Let $R$ be a ring. The definition of essential/superfluous submodules of some $R$-module is pretty simple to understand, but I'm wondering about essential (no pun intended) examples for both notions.
What are the examples I should keep in my head when I hear about the essential/superfluous modules?
On
These two things are pretty practical illustrations:
In any ring (with identity) the Jacobson radical is a superfluous submodule (on either side.)
For any commutative integral domain $D$ with field of fractions $F$, $D_D\subseteq_e F_D$.
Doh, I was a little too slow with the above two, and Christopher has already covered them. I'll try to include some other things.
Some other observations:
In an integral domain, all nonzero ideals are essential.
Consider any ring in which the right ideals are linearly ordered (such as a valuation domain.) . Then all nontrivial ideals are both essential and superfluous.
On the other hand: a nontrivial direct summand of $R_R$ is neither essential nor superfluous.

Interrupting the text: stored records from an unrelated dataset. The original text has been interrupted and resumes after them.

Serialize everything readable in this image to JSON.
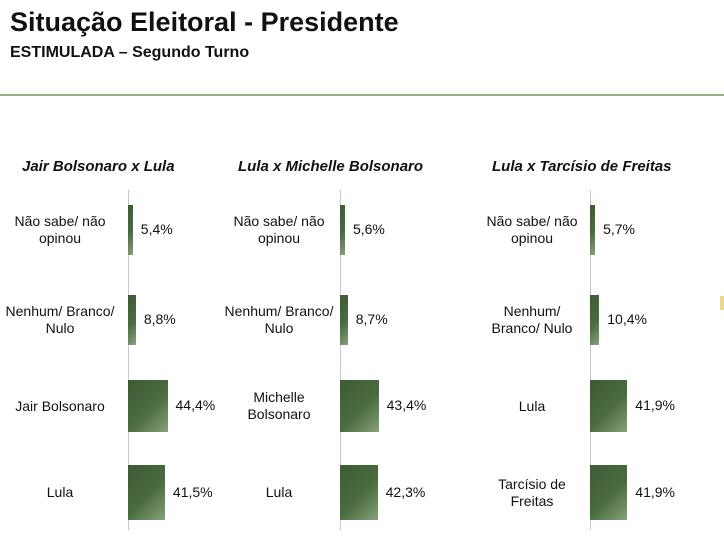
{
  "header": {
    "title": "Situação Eleitoral - Presidente",
    "subtitle": "ESTIMULADA – Segundo Turno"
  },
  "colors": {
    "bar": "#4a6b40",
    "rule": "#9aab86"
  },
  "chart_data": [
    {
      "type": "bar",
      "orientation": "horizontal",
      "title": "Jair Bolsonaro x Lula",
      "categories": [
        "Não sabe/ não opinou",
        "Nenhum/ Branco/ Nulo",
        "Jair Bolsonaro",
        "Lula"
      ],
      "values": [
        5.4,
        8.8,
        44.4,
        41.5
      ],
      "labels": [
        "5,4%",
        "8,8%",
        "44,4%",
        "41,5%"
      ]
    },
    {
      "type": "bar",
      "orientation": "horizontal",
      "title": "Lula x Michelle Bolsonaro",
      "categories": [
        "Não sabe/ não opinou",
        "Nenhum/ Branco/ Nulo",
        "Michelle Bolsonaro",
        "Lula"
      ],
      "values": [
        5.6,
        8.7,
        43.4,
        42.3
      ],
      "labels": [
        "5,6%",
        "8,7%",
        "43,4%",
        "42,3%"
      ]
    },
    {
      "type": "bar",
      "orientation": "horizontal",
      "title": "Lula x Tarcísio de Freitas",
      "categories": [
        "Não sabe/ não opinou",
        "Nenhum/ Branco/ Nulo",
        "Lula",
        "Tarcísio de Freitas"
      ],
      "values": [
        5.7,
        10.4,
        41.9,
        41.9
      ],
      "labels": [
        "5,7%",
        "10,4%",
        "41,9%",
        "41,9%"
      ]
    }
  ]
}
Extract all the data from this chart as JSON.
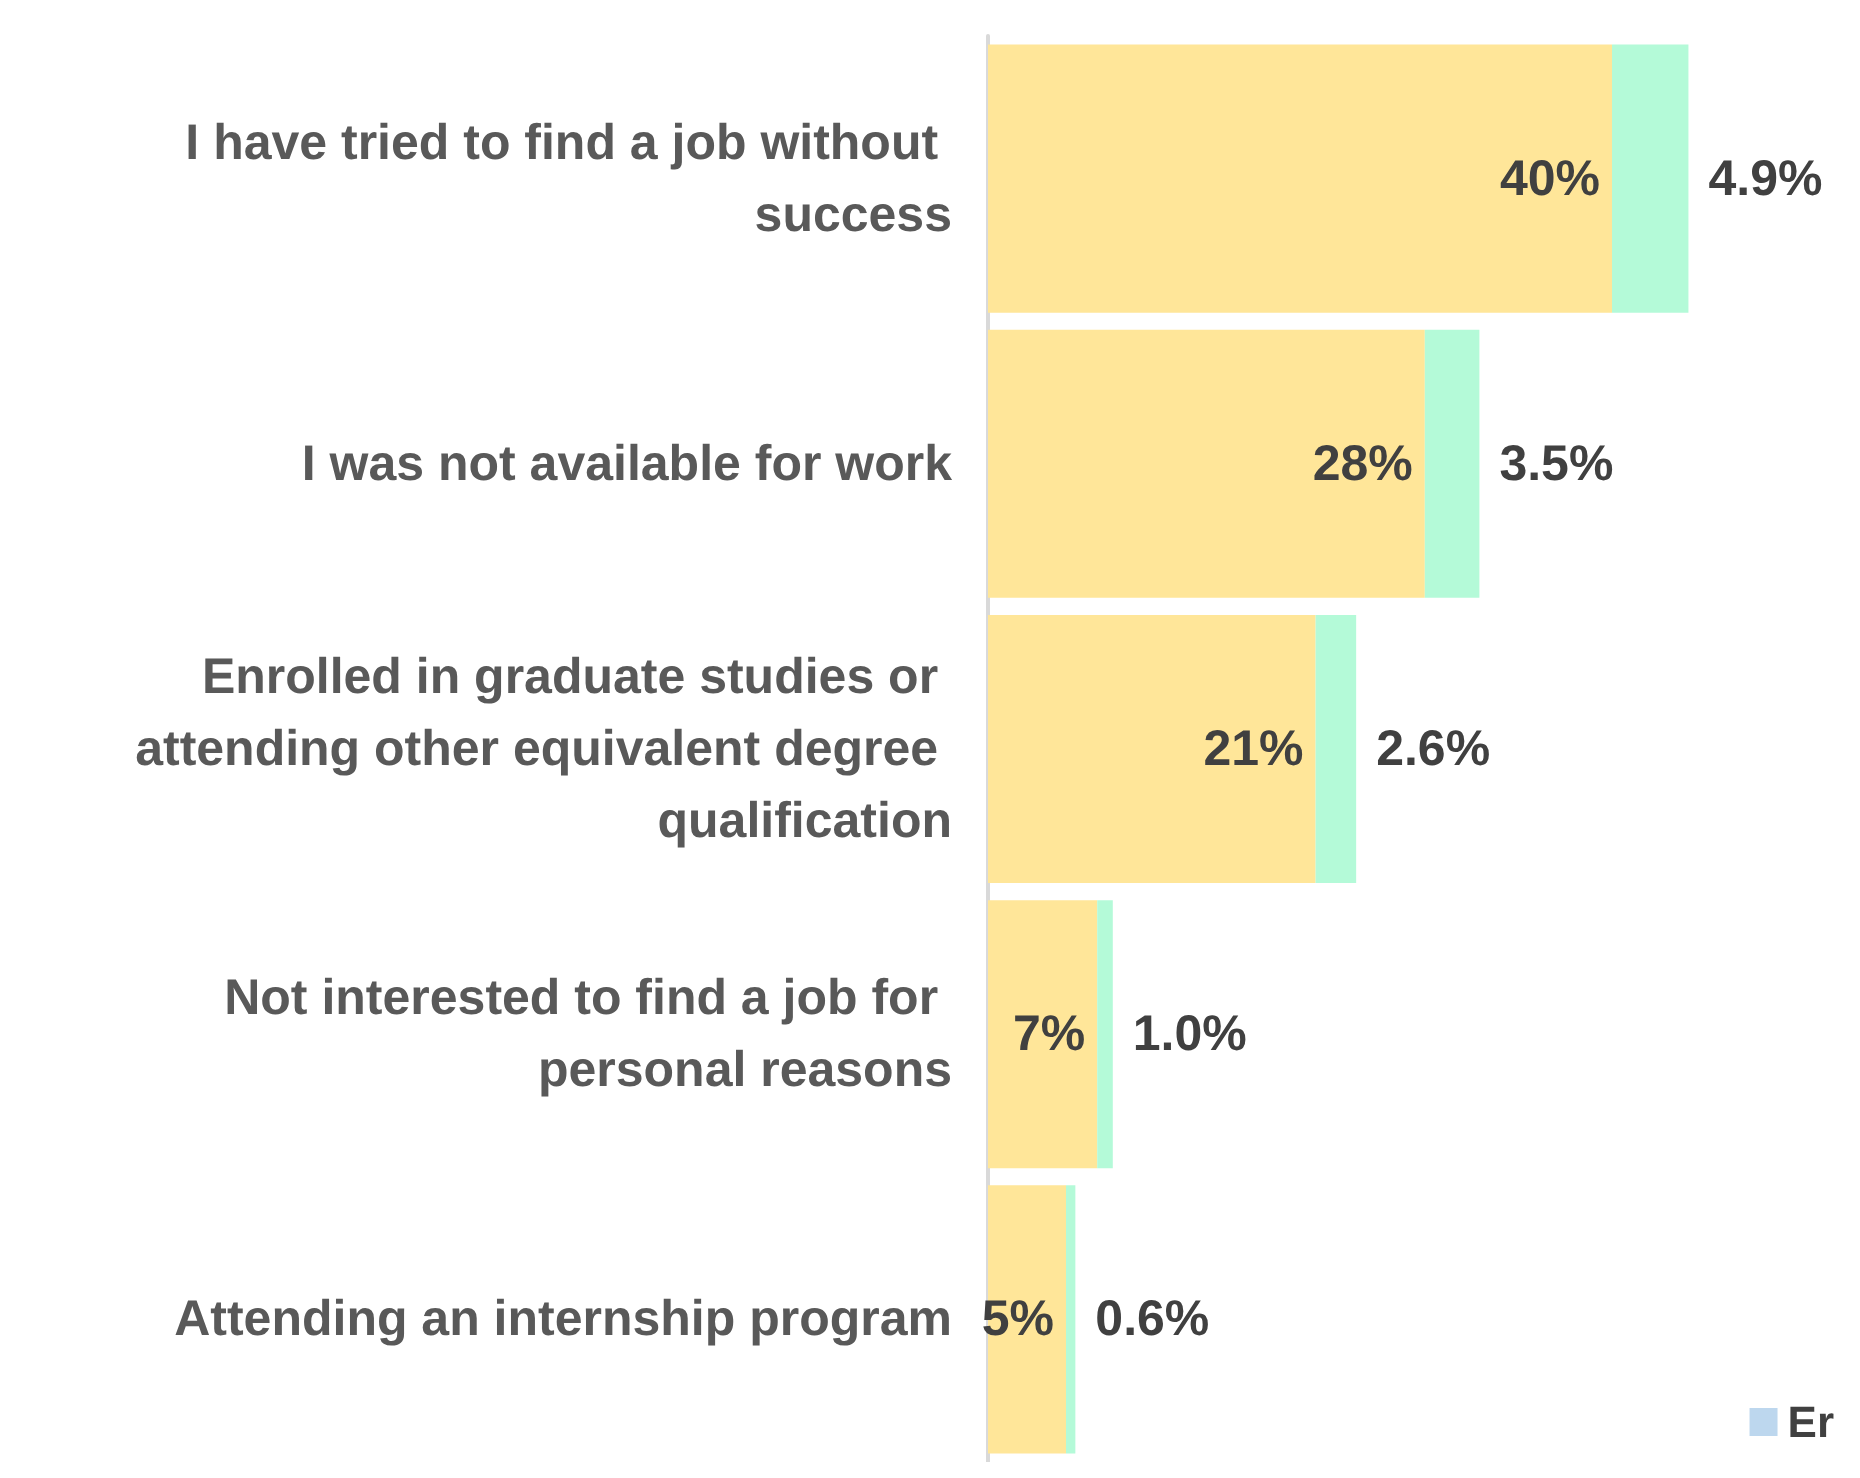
{
  "chart_data": {
    "type": "bar",
    "orientation": "horizontal",
    "stacked": true,
    "categories": [
      "I have tried to find a job without success",
      "I was not available for work",
      "Enrolled in graduate studies or attending other equivalent degree qualification",
      "Not interested to find a job for personal reasons",
      "Attending an internship program"
    ],
    "series": [
      {
        "color": "#ffe699",
        "values": [
          40,
          28,
          21,
          7,
          5
        ],
        "value_labels": [
          "40%",
          "28%",
          "21%",
          "7%",
          "5%"
        ]
      },
      {
        "color": "#b4fad8",
        "values": [
          4.9,
          3.5,
          2.6,
          1.0,
          0.6
        ],
        "value_labels": [
          "4.9%",
          "3.5%",
          "2.6%",
          "1.0%",
          "0.6%"
        ]
      },
      {
        "name": "Er",
        "color": "#bdd7ee",
        "values": [
          null,
          null,
          null,
          null,
          null
        ]
      }
    ],
    "legend": "bottom right"
  }
}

A ring has no proper essential right ideal iff it is a semisimple (Artinian) ring. A ring has no proper superfluous right ideal iff it has trivial Jacobson radical. Notice that the first observation implies the second.
The classic example of an essential submodule is $\Bbb Z \subset \Bbb Q$ (considered as $\Bbb Z$-modules), or more generally a domain $R$ considered as a submodule of its field of fractions (again as $R$-modules).
The classic example of a superfluous submodule is the Jacobson radical $J(R)$ of a ring $R$ (considered as a submodule of $R$), or more generally $J(R)M \subset M$ for any finitely generated $R$-module $M$. See Rotman for more details.